6. Learning Intimacy vs. learning Isolation
He said if all goes well, people can now enter relationships, use their positive emotional skills to be good partners and tell who would be a good partner for them. They learn how to be intimate, emotionally intimate, too, in a secure relationship. Well, and if things go south, the opposite would be true, instead of positive intimacy people would learn emotional isolation and feel detached from others. Or somewhere in between again.
There are two more stages, but they only apply in later adulthood, so I’ll leave off here. If you are curious, just Google Erik Erikson. (His mother wasn’t feeling too creative when he got named. Hehe.)
Anyway, after summarizing all that, what do I make of it?! Where are people with BPD? Where am I?
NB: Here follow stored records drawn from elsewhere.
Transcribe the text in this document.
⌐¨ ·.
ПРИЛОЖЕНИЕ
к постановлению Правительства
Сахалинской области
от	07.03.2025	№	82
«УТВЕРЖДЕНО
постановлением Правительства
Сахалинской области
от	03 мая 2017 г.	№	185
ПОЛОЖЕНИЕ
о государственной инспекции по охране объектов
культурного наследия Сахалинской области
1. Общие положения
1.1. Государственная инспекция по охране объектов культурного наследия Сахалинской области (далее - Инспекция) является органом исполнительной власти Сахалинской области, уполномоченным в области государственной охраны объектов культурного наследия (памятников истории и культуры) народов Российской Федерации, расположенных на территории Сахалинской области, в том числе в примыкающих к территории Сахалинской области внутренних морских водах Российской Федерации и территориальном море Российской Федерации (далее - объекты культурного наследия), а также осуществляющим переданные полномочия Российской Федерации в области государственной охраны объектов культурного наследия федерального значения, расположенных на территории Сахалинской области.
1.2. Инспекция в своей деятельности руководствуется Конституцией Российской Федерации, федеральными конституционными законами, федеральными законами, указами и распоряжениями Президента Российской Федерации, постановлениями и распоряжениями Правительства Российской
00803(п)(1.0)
I think it’s safe for me to say that in all of those categories I’m pretty far out on the negative side. I did not grow up in a family where I could have learned basic trust, and I can feel to this day that I always err on the side of mistrust and suspicion of others motives, feeling unsafe with them, like something bad is about to happen, they will turn on me, abandon me, etc. I also was made to feel ashamed of myself a lot, I was always the one who didn’t fit in and would watch others, not playing with them. I always felt and still feel inferior to others, identity confusion describes me to a tee and I’m feeling isolated and alone totally easily! (Gosh, can I just start over, please?! Not the most uplifting thing to realize.)
Hm, but even having learned all that I don’t feel an inch less confused and puzzled about the whole thing. It’s so, so, SO tricky! What do I make of that now? I have no idea. I’ll keep thinking about it and if I have new thoughts, I’ll be back. Unless the topic frustrates me too much.
How about you? If you have any thoughts, and feel like sharing, shoot!